At the Nature Center where Oakley works, the mission is to enhance resident’s awareness and understanding of land, water and wildlife resources; to empower the community to become stewards of the environment. This mission is clearly evident in the Demonstration Gardens, which include rainwater gardens, woodland wildflower and prairie butterfly gardens and a small section of no-mow grass.
For lawn enthusiasts, Maplewood has developed the Mow-Hi Pledge This pledge to cut the grass no shorter then 3 inches and leave all the clippings on the lawn will help residents reduce fertilizer and watering costs and environmental impacts. Of course it doesn’t hurt that there’s a grand prize drawing for folks who are willing to take the pledge.

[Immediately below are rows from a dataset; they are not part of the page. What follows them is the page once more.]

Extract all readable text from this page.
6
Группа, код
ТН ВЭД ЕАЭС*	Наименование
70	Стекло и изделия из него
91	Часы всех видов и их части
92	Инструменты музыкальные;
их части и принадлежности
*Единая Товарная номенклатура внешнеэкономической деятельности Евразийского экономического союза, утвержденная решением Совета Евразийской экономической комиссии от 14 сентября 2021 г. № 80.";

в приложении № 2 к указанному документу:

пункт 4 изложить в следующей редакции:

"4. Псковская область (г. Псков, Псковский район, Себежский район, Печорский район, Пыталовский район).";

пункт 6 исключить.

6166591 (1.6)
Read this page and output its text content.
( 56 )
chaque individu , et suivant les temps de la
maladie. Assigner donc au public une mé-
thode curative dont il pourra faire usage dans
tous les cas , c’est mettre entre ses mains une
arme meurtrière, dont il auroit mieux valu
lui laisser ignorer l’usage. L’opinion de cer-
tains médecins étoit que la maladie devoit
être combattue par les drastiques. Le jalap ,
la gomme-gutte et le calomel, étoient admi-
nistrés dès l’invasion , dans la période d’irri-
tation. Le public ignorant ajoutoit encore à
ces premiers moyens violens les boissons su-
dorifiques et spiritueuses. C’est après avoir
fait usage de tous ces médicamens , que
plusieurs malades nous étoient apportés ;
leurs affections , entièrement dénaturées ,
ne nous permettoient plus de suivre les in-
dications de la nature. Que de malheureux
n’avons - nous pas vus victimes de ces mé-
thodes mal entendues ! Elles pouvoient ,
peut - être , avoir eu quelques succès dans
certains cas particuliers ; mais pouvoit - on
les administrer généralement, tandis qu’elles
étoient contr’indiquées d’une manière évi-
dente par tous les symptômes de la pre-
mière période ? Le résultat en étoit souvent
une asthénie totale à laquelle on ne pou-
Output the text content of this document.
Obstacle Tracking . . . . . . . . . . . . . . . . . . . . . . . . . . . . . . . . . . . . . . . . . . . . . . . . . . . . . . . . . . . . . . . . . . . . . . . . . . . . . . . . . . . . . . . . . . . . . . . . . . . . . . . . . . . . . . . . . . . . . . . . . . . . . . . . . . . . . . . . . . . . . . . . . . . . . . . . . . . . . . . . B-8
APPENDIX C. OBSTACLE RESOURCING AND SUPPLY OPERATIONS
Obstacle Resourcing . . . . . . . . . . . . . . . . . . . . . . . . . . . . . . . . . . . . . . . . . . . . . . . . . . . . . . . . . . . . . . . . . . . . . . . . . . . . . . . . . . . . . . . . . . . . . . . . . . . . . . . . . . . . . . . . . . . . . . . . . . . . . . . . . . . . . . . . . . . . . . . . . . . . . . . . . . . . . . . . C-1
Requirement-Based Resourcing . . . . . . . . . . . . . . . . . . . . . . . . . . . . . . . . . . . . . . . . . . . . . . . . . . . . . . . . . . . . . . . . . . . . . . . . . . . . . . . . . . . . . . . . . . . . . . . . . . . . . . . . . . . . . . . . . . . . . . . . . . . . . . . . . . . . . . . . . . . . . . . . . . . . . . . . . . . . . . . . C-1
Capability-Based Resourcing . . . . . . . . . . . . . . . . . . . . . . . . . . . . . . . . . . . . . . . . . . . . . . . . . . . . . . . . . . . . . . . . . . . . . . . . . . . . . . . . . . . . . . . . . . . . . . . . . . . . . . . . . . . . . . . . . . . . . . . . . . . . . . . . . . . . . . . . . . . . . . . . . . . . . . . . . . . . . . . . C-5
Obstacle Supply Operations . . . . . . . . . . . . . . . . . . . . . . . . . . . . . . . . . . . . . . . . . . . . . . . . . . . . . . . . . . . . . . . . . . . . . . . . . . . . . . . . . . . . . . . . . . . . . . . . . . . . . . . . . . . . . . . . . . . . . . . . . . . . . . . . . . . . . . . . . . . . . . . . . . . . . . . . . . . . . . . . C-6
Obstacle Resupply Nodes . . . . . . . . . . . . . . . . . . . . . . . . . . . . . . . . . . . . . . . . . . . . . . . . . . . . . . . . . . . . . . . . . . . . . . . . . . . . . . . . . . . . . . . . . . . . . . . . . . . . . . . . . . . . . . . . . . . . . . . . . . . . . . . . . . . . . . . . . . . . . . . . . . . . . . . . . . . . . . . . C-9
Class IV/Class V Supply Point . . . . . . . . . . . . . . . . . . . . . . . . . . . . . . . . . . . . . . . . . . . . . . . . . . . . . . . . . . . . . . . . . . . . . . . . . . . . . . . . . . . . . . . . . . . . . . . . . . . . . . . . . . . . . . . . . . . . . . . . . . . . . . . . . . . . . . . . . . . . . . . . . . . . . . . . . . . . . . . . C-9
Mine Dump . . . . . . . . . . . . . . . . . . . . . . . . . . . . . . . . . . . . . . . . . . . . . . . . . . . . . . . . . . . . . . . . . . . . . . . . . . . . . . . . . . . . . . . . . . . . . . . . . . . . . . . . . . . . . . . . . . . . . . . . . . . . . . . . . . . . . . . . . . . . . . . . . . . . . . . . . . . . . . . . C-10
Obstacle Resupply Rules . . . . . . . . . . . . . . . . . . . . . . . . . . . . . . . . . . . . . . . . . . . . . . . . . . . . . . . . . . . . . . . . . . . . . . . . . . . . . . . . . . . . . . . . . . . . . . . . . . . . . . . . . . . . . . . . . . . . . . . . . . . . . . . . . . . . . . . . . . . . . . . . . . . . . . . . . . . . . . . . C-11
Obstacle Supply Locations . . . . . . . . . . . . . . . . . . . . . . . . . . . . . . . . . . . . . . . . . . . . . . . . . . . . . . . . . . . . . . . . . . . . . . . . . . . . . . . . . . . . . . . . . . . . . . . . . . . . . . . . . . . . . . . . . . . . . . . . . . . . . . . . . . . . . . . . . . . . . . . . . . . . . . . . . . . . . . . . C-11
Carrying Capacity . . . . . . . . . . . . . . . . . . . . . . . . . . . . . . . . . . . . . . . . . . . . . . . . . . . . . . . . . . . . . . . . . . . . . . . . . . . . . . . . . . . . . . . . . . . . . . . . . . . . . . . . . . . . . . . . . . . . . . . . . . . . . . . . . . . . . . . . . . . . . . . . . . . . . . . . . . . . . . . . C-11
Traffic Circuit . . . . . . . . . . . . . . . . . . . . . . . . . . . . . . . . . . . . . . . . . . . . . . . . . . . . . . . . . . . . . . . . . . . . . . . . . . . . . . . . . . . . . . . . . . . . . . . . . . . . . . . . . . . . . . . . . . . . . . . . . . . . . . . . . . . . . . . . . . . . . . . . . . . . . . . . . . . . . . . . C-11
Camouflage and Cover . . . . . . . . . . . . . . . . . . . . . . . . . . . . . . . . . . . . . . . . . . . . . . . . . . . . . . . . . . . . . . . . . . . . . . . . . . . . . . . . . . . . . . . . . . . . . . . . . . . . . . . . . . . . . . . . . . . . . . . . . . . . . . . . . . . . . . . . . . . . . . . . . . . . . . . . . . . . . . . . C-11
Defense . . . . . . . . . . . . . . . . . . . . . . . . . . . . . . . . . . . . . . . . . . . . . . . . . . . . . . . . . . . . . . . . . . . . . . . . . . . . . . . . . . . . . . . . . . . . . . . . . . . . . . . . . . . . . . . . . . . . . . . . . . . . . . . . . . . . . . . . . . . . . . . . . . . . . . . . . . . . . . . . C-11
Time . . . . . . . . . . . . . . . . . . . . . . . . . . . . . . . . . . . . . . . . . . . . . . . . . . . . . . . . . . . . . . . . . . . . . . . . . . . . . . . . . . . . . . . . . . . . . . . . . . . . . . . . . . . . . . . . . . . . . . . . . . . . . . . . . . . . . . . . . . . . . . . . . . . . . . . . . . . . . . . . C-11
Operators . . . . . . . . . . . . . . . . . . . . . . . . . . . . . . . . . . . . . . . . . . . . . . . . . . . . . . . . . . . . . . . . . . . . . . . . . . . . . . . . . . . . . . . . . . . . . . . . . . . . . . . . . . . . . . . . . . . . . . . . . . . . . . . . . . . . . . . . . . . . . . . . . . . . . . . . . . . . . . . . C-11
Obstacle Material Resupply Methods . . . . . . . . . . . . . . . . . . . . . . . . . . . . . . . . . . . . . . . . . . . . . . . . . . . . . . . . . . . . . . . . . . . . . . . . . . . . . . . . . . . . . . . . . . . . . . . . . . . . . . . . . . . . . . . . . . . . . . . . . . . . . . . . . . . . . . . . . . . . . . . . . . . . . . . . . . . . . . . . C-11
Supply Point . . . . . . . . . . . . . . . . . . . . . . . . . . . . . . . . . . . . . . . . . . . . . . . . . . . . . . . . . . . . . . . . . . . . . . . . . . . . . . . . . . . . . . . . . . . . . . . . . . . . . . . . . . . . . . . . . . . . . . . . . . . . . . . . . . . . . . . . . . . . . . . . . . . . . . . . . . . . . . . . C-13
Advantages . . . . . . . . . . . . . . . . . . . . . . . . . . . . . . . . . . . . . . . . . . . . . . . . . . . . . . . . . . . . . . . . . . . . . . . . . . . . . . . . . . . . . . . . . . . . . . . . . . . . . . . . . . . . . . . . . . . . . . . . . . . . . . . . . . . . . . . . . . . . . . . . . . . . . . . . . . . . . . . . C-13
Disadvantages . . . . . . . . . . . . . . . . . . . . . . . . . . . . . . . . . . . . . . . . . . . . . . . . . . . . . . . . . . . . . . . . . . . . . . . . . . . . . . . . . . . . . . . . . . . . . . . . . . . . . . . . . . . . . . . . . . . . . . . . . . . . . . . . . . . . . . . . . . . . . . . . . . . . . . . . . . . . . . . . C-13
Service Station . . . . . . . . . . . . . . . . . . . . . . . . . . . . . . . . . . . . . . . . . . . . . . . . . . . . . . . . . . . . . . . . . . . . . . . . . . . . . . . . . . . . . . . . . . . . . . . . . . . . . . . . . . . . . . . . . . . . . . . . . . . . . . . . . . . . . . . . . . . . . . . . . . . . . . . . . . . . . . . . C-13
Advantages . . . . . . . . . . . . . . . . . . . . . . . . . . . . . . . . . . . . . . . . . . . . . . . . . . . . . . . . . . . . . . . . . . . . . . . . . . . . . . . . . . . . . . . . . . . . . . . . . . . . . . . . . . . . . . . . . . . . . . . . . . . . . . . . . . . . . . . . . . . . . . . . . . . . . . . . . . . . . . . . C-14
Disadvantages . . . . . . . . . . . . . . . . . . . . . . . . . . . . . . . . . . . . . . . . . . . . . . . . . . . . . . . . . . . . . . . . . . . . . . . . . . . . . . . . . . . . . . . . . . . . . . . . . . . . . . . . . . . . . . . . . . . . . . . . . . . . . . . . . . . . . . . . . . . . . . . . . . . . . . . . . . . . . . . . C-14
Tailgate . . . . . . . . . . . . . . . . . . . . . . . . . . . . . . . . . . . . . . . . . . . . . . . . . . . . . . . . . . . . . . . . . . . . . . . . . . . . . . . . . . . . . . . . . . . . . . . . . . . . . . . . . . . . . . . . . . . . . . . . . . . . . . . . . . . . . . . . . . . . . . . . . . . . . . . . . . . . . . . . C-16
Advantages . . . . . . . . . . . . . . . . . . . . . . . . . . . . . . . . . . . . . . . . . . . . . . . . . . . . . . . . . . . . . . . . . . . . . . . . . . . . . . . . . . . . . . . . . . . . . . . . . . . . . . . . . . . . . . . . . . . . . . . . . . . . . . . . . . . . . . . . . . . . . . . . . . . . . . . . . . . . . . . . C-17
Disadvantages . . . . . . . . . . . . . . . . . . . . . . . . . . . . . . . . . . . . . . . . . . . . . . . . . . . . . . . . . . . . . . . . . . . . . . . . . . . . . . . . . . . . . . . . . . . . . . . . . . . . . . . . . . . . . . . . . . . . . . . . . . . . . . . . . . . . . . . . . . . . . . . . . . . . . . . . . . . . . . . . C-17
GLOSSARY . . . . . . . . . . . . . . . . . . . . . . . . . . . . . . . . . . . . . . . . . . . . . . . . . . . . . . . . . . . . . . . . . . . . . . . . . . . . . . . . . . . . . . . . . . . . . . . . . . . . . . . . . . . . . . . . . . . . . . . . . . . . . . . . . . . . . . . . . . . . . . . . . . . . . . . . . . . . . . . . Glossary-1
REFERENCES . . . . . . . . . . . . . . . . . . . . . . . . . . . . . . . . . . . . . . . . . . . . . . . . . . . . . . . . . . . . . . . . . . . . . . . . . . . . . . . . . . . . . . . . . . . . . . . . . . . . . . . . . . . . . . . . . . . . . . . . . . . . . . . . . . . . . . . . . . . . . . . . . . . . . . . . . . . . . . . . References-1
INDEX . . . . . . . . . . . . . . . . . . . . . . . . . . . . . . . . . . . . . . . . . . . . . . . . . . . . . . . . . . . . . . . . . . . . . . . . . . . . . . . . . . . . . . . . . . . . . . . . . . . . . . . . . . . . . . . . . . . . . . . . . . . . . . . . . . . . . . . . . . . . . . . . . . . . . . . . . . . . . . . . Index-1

Community gardens are sprouting up in Maplewood this spring as part of a multi-city effort to improve access to food growing space. Working with the Maplwood-North St. Paul Parks and Rec. department, School District 622 and a local church, the two cities will now be able to offer over 650 community garden plots available to the public this spring.
In the long run, sustainability is just the only common sense approach to life, and gardening is the simplest approach to sustainability that we have available. Whether you’re filtering rain water run off through rain gardens in order to keep the ground water, rivers, and lakes clean or keeping nutrients in your neighborhood by composting in your back yard, or maybe even growing your own food and medicine at home or with neighbors in a community garden, these are all among the most Earth friendly, community building habits humans can all share.
It takes a village to raise a garden and no one should be left out of the process. From youth to elders, from city council members to dirt gardeners, we all have a stake in helping to grow a sustainable city right where we live and we all need to work hard and connect with our community if we are going to see success.
Gardeners, take the opportunity this spring to think globally, garden locally and start to grow a sustainable city!